Наклонив массивную голову, увенчанную острыми рогами, бык, злобно фыркая и вращая красными глазами, направил свою ярость на меня.

Кэт заверещала.

Выйдя из оцепенения, я дернул ее в сторону и втолкнул во двор, оставшись на пути озверевшей скотины.

Трое-из-Тени рванули меня каждый в свою сторону, вследствие чего я совершил головокружительное двойное сальто. Желудок подскочил к горлу, а затем рухнул в пятки.

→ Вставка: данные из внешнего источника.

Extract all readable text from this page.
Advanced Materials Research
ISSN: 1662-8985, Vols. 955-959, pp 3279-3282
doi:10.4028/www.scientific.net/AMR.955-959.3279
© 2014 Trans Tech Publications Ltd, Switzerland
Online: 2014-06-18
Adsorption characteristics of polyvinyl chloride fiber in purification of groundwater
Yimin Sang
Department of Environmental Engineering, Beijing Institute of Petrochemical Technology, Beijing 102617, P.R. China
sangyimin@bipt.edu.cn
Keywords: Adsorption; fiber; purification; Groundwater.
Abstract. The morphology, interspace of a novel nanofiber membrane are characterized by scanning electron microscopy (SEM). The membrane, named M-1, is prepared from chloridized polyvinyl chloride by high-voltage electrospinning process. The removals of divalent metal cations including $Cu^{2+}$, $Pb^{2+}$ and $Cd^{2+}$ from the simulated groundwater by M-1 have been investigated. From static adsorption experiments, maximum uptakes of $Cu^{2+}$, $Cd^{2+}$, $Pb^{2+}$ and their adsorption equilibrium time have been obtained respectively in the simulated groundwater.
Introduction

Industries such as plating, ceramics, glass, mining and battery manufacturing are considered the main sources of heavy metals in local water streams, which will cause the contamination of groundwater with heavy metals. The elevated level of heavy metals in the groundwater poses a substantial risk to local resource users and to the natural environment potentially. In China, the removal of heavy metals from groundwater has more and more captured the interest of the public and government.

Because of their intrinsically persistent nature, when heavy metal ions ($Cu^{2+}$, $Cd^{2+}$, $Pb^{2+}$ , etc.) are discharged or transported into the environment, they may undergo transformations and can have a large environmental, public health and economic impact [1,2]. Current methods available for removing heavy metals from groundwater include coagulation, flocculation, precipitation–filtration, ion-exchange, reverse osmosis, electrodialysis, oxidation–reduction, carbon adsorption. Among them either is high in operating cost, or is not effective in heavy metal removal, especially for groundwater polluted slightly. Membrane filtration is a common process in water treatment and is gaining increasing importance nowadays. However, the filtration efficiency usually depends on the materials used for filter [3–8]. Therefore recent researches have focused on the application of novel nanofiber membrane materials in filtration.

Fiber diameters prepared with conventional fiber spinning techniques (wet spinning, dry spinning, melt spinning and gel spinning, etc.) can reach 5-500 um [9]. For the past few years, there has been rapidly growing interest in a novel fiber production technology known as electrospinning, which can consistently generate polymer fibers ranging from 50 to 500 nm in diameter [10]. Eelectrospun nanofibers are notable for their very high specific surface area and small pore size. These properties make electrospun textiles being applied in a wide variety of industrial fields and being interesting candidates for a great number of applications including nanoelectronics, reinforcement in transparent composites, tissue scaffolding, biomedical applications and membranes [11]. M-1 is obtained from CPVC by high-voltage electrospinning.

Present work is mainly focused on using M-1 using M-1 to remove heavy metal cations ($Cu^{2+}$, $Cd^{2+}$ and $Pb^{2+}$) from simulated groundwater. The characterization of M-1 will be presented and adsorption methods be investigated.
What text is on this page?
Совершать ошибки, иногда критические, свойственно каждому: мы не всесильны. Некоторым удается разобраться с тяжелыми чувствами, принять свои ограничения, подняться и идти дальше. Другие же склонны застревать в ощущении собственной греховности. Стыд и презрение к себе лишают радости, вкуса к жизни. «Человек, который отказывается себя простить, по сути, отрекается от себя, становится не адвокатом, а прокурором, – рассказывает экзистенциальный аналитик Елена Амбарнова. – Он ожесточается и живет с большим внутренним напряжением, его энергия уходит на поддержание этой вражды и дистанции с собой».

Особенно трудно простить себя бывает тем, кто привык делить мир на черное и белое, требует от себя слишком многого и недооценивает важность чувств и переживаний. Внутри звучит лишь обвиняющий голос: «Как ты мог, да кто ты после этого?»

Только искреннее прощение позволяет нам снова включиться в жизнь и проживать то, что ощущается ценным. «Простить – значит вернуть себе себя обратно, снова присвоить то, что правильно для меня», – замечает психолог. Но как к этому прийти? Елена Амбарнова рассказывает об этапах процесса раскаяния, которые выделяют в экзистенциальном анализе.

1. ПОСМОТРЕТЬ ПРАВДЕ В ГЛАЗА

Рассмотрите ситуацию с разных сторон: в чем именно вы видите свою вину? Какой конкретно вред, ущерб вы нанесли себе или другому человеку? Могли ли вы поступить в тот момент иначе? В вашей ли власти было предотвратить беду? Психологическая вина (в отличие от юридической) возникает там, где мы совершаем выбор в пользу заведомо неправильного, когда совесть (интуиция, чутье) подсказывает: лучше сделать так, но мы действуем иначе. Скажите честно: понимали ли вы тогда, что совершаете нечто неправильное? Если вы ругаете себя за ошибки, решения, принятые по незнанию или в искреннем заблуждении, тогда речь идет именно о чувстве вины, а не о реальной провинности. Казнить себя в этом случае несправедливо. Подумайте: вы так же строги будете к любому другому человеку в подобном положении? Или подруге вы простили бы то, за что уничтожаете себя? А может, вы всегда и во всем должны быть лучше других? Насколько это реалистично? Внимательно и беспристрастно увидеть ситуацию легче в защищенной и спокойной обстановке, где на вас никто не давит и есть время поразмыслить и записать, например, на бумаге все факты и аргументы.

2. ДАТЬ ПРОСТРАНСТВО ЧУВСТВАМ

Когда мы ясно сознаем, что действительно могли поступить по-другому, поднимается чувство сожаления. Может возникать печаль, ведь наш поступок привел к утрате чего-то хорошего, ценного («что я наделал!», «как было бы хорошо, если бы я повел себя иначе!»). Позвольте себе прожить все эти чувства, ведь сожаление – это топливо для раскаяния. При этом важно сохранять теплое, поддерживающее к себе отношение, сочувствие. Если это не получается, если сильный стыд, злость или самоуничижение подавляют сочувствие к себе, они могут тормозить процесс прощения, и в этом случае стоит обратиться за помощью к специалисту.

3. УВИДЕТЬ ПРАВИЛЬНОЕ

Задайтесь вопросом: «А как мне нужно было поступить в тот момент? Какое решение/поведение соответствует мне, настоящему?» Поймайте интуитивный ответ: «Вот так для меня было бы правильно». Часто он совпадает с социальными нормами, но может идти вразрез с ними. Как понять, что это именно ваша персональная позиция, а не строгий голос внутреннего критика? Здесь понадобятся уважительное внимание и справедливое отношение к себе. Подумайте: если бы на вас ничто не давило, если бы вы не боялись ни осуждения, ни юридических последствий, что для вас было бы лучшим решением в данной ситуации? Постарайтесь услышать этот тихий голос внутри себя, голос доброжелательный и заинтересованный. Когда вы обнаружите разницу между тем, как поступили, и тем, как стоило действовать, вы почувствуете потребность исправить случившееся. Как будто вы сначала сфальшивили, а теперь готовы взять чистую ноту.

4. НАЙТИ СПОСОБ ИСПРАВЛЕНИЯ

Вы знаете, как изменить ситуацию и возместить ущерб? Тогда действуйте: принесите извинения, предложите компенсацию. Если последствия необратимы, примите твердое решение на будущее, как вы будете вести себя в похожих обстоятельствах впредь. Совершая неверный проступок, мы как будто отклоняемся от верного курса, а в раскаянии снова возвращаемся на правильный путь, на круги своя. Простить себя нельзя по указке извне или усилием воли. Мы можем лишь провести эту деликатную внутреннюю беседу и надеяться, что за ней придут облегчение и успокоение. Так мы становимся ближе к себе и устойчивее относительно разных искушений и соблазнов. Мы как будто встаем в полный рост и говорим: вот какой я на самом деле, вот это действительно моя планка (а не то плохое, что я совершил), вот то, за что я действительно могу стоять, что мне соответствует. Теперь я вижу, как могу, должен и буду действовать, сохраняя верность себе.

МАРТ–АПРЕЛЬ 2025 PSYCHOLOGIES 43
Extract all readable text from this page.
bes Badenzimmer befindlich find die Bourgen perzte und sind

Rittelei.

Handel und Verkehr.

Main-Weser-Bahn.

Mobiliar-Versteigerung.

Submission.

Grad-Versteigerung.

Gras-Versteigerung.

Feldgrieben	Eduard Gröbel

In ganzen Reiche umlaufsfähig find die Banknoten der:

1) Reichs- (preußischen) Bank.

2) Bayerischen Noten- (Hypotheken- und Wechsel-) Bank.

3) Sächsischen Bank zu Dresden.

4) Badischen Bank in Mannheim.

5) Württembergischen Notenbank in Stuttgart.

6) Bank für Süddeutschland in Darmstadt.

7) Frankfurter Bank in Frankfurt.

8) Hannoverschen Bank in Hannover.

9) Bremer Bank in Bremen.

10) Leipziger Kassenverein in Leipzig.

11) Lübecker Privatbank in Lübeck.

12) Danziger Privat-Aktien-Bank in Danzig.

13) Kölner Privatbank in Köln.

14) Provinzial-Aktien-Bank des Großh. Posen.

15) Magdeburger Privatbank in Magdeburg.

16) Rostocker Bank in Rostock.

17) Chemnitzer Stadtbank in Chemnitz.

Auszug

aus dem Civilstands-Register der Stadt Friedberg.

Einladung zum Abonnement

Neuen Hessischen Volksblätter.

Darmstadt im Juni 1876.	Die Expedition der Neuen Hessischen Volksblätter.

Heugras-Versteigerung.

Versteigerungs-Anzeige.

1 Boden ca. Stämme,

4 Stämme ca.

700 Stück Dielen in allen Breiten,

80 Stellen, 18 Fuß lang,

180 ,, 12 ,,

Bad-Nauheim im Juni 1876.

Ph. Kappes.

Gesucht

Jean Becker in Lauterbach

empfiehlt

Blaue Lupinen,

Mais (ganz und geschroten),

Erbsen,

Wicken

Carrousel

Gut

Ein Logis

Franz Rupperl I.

— Ё! — только и сказал я, оказавшись на спине несущегося быка. Пальцы рефлекторно впились в грубую шерсть. Ошарашенный исчезновением объекта атаки, бык обиженно замычал и принялся крушить все вокруг. И все это со мной на спине.

Бросаемый из стороны в сторону, я тем не менее умудрялся каким-то чудом удерживаться на беснующемся животном. А уж он-то оттягивался по полной программе: с крушением плетней, вскапыванием земли копытами и исполнением гопака.